I am apprehensive about a sudden surgical menopause, especially when I've had no discussions with anyone about whether HRT will be an option post-op. But I also don't want to take unnecessary risks. I am also wondering if I could get my ovaries privately scanned regularly going forward if I keep them. has anyone had to make this kind of decision?

  • It’s a tough one - uterine cancer can recur in the ovaries and typically ovarian cancer can be trickier to treat, so they’re often removed to help prevent recurrence. My own histology post hysterectomy showed that, as well as my endometrial cancer, I had rare precancerous “stics” in my fallopian tubes that would have led to high grade ovarian cancer, so it was good that mine were gone. 

  • Thanks for sharing. It does make me think.

  • Easier for me though as I was 62 and 7-8 years past menopause. 

  • Hi Sparky

    it can be a hard decision but I my feeling was to take out everything to do everything to reduce the risk of recurrence. I also have a family history of cancer. 

    With HRT sometimes it can be taken after the hysterectomy and sometimes it can't.
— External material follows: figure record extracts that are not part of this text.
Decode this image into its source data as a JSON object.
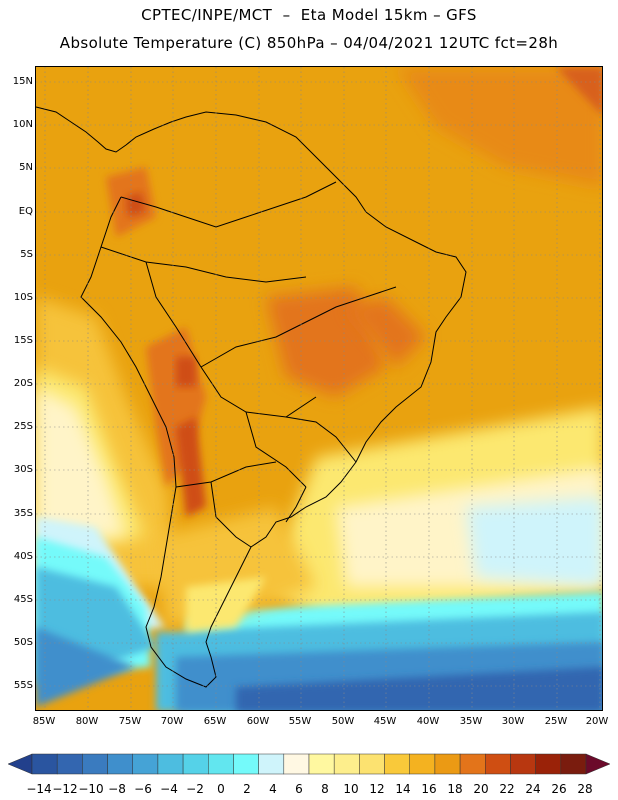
{
  "title_line1": "CPTEC/INPE/MCT  –  Eta Model 15km – GFS",
  "title_line2": "Absolute Temperature (C) 850hPa – 04/04/2021 12UTC fct=28h",
  "lat_labels": [
    "15N",
    "10N",
    "5N",
    "EQ",
    "5S",
    "10S",
    "15S",
    "20S",
    "25S",
    "30S",
    "35S",
    "40S",
    "45S",
    "50S",
    "55S"
  ],
  "lon_labels": [
    "85W",
    "80W",
    "75W",
    "70W",
    "65W",
    "60W",
    "55W",
    "50W",
    "45W",
    "40W",
    "35W",
    "30W",
    "25W",
    "20W"
  ],
  "colorbar": {
    "labels": [
      "−14",
      "−12",
      "−10",
      "−8",
      "−6",
      "−4",
      "−2",
      "0",
      "2",
      "4",
      "6",
      "8",
      "10",
      "12",
      "14",
      "16",
      "18",
      "20",
      "22",
      "24",
      "26",
      "28"
    ],
    "colors": [
      "#22408c",
      "#2a55a0",
      "#3366b0",
      "#3a7bbf",
      "#3f8fcc",
      "#45a3d6",
      "#4dbde0",
      "#55d2e8",
      "#62e6ef",
      "#74fafa",
      "#cff4fb",
      "#fff8e3",
      "#fff8a0",
      "#fdee8c",
      "#fce270",
      "#f9c93a",
      "#f4b220",
      "#eb9a14",
      "#e3741a",
      "#cf4e12",
      "#b83710",
      "#9a2208",
      "#7a1c0e",
      "#6b0a2a"
    ]
  }
}
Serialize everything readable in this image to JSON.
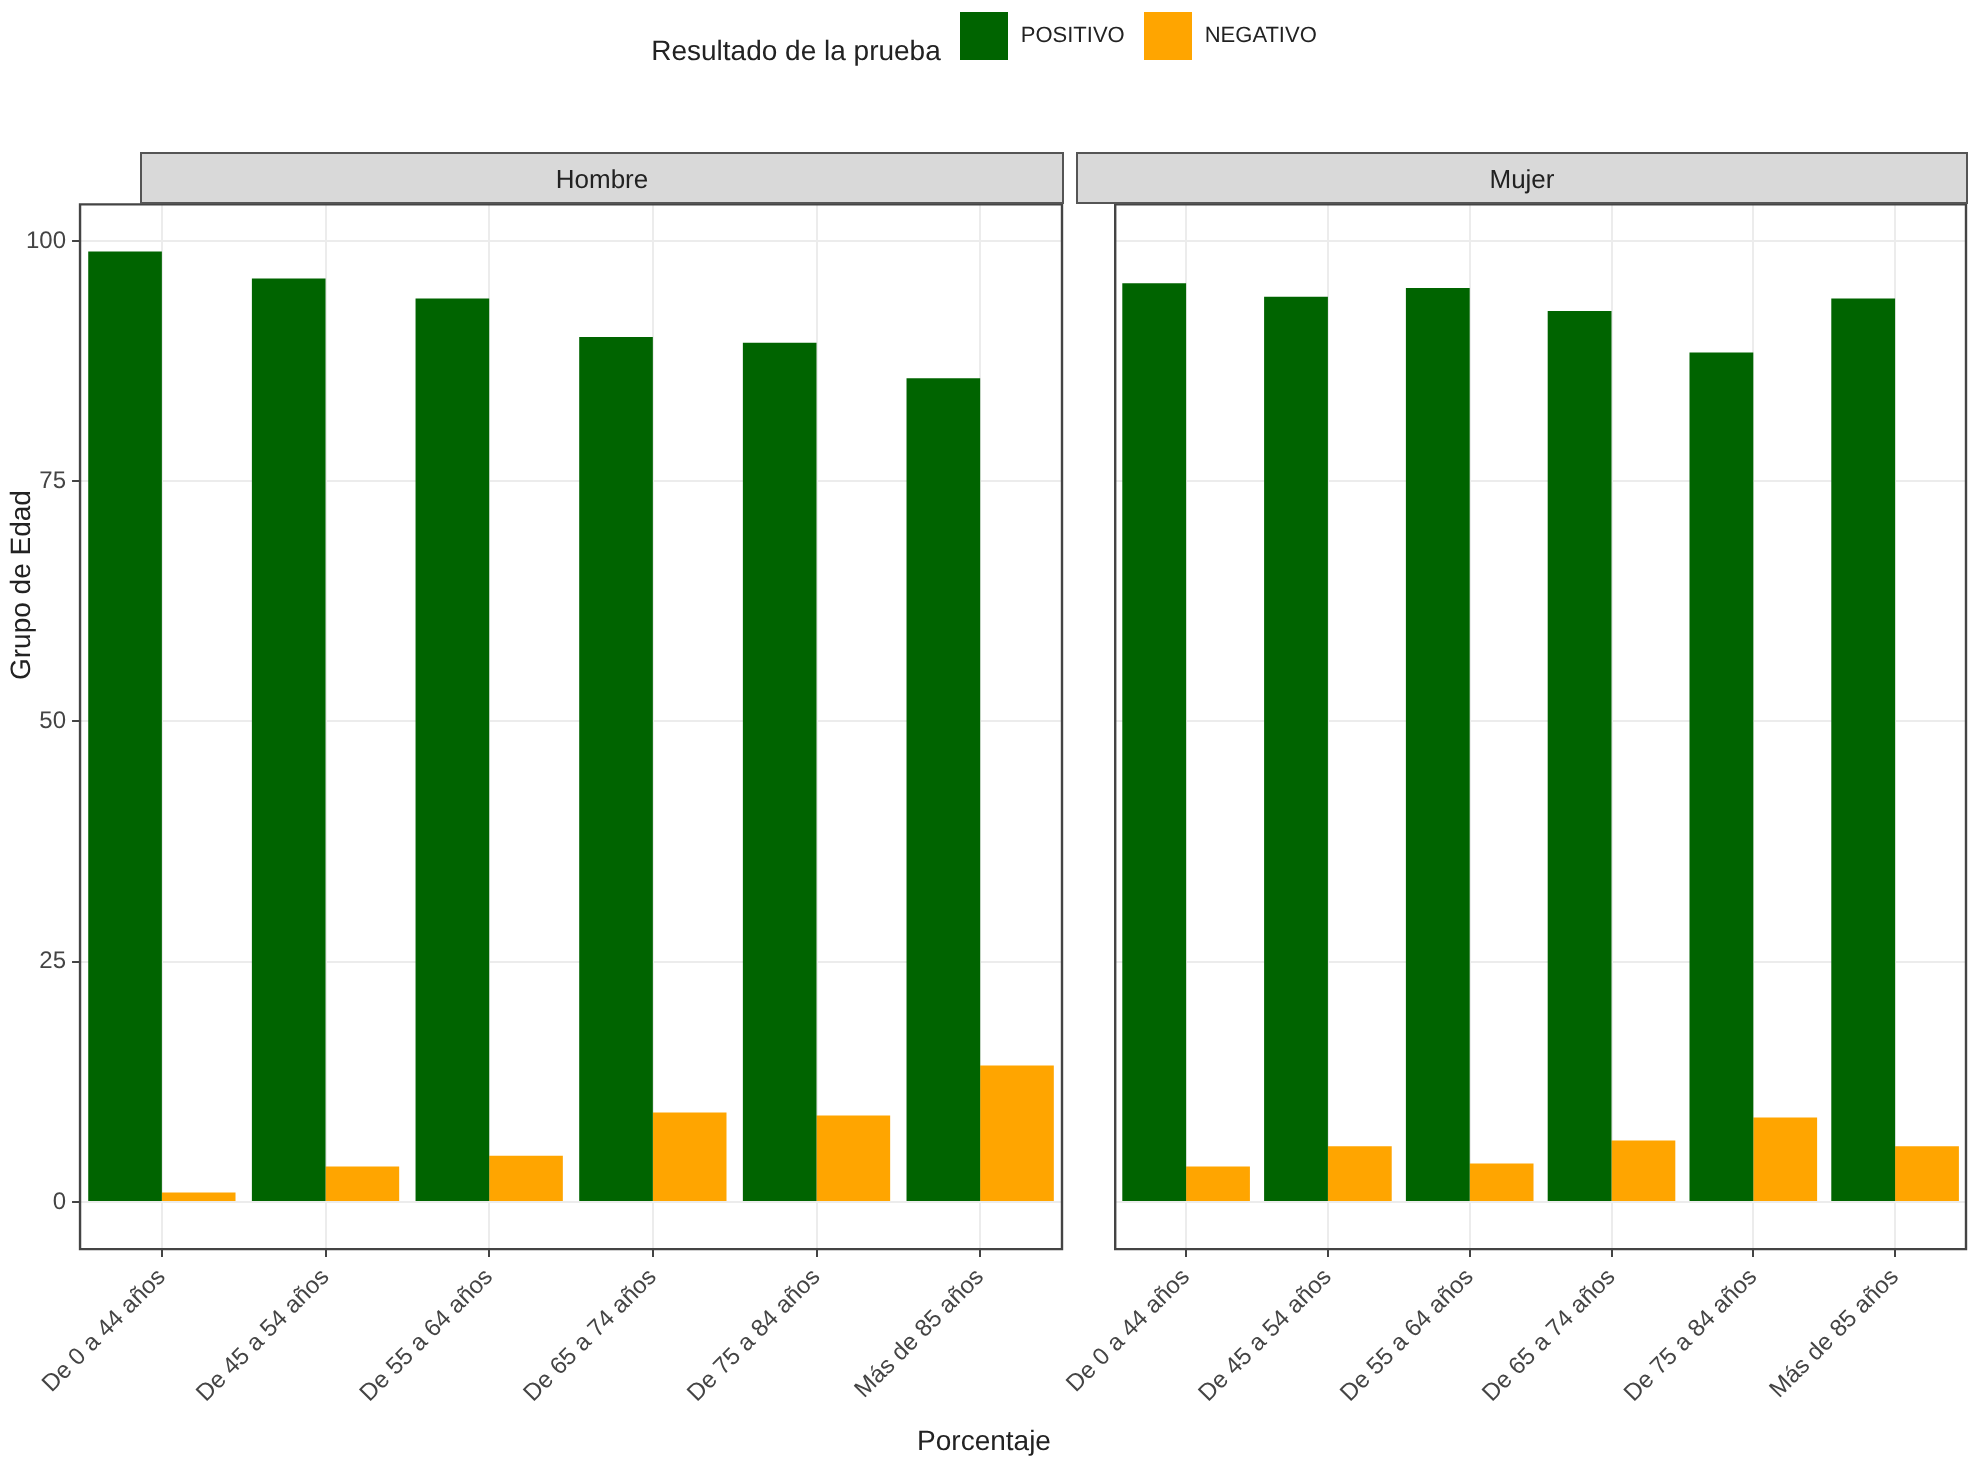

It can depend on your detailed histology results. For me I was hormone positive so if I took it then it could possibly cause the cancer to recur. There are also different types of HRT- some may be more suitable than others. EG; topical. There are sometimes also other options to help with menopausal symptoms. It is something to talk through with your doctors. Sometimes it can be about risk vs benefit. 

    From my understanding ovarian cancer can be difficult to treat and whereas having a scan would hopefully pick up anything, if it did then the cancer would already be there- so it would find any cancer rather than prevent it. If that makes sense. There is a blood test - Ca125 that you could ask about and if the level rose it would be an indication that further investigation would be needed. 

    I had my surgery in 2022. I also had chemo and radiotherapy. I was told by my consultant it is better to do everything possible to reduce the risk of a recurrence, than to try to treat a cancer that has come back. 

    I can understand why you are concerned about having a surgical menopause and it is not an easy decision to make. 

    With regard to the bones- I discussed this with my CNS and take vitamin D and calcium. 

    I wish you well whatever you decide. if it would help why not give the Support Line a call and speak to one of the nurses. 

    Jane

           

    Macmillan Support Line - 0808 808 00 00, 7 days a week between 8am-8pm

  • Thank you Jane, that's super helpful. I think I will wait and see what the biopsy shows and then weighing up my decision perhaps with speaking to one of the nurses on the support line. The blood test sounds a good option possibly to keep an eye on things going forward if I do end up keeping my ovaries.